And we're back again. This time with two less instructions.

Stage 1
Stage 2

Stage 3

Stage 4

Stage 5

Stage 6

Combining diffusions

Diffusions maps a finite state space to a finite state space, as such they're not alone sufficient as arbitrary-length hash function, so we need a way to combine diffusions.

In particular, we can eat \(N\) bytes of the input at once and modify the state based on that:

\[s' = d(f(s', x))\]

Or in graphic form,

A flowchart.

\(f(s', x)\) is what we call our combinator function. It serves for combining the old state and the new input block (\(x\)). \(d(a)\) is just our diffusion function.

It doesn't matter if the combinator function is commutative or not, but it is crucial that it is not biased, i.e. if \(a, b\) are uniformly distributed variables, \(f(a, b)\) is too. Ideally, there should exist a bijection, \(g(f(a, b), b) = a\), which implies that it is not biased.

An example of such combination function is simple addition.

\[f(a, b) = a + b\]

Another is

\[f(a, b) = a \oplus b\]

I'm partial towards saying that these are the only sane choices for combinator functions, and you must pick between them based on the characteristics of your diffusion function:

  1. If your diffusion function is primarily based on arithmetics, you should use the XOR combinator function.
  2. If your diffusion function is primarily based on bitwise operations, you should use the additive combinator function.

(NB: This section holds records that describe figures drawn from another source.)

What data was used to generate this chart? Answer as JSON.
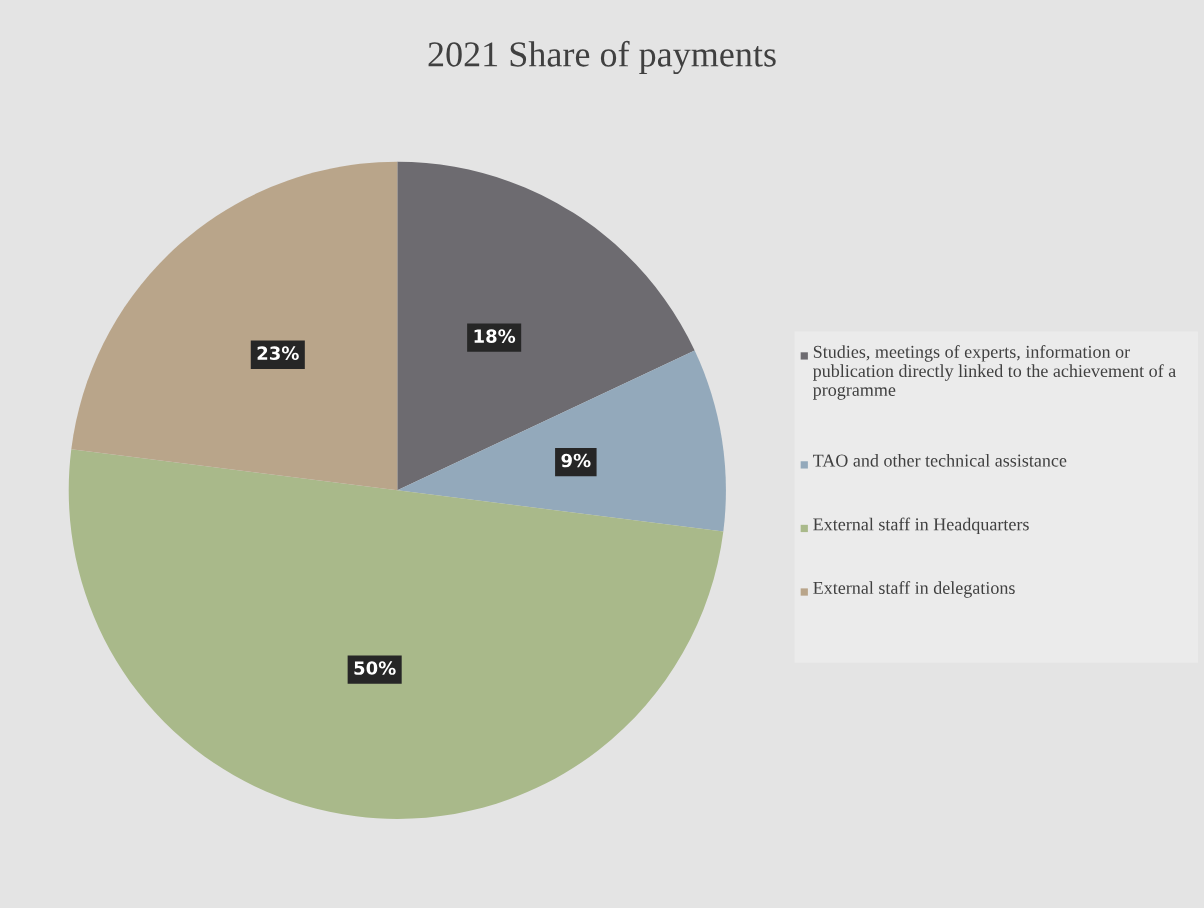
{
  "chart_data": {
    "type": "pie",
    "title": "2021 Share of payments",
    "categories": [
      "Studies, meetings of experts, information or publication directly linked to the achievement of a programme",
      "TAO and other technical assistance",
      "External staff in Headquarters",
      "External staff in delegations"
    ],
    "values": [
      18,
      9,
      50,
      23
    ],
    "colors": [
      "#6d6b70",
      "#93a9bb",
      "#a9b98a",
      "#b9a58a"
    ],
    "value_labels": [
      "18%",
      "9%",
      "50%",
      "23%"
    ],
    "legend": "right"
  }
}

The reason for this is that you want to have the operations to be as diverse as possible, to create complex, seemingly random behavior.

SIMD, SIMD, SIMD

If you want good performance, you shouldn't read only one byte at a time. By reading multiple bytes at a time, your algorithm becomes several times faster.

This however introduces the need for some finalization, if the total number of written bytes doesn't divide the number of bytes read in a round. One possibility is to pad it with zeros and write the total length in the end, however this turns out to be somewhat slow for small inputs.

A better option is to write in the number of padding bytes into the last byte.

Instruction level parallelism

Fetching multiple blocks and sequentially (without dependency until last) running a round is something I've found to work well. This has to do with the so-called instruction pipeline in which modern processors run instructions in parallel when they can.

Testing the hash function

Multiple test suits for testing the quality and performance of your hash function. Smhasher is one of these.

Conclusion

Many relatively simple components can be combined into a strong and robust non-cryptographic hash function for use in hash tables and in checksumming. Deriving such a function is really just coming up with the components to construct this hash function.

Breaking the problem down into small subproblems significantly simplifies analysis and guarantees.

The key to a good hash function is to try-and-miss. Testing and throwing out candidates is the only way you can really find out if you hash function works in practice.

Have fun hacking!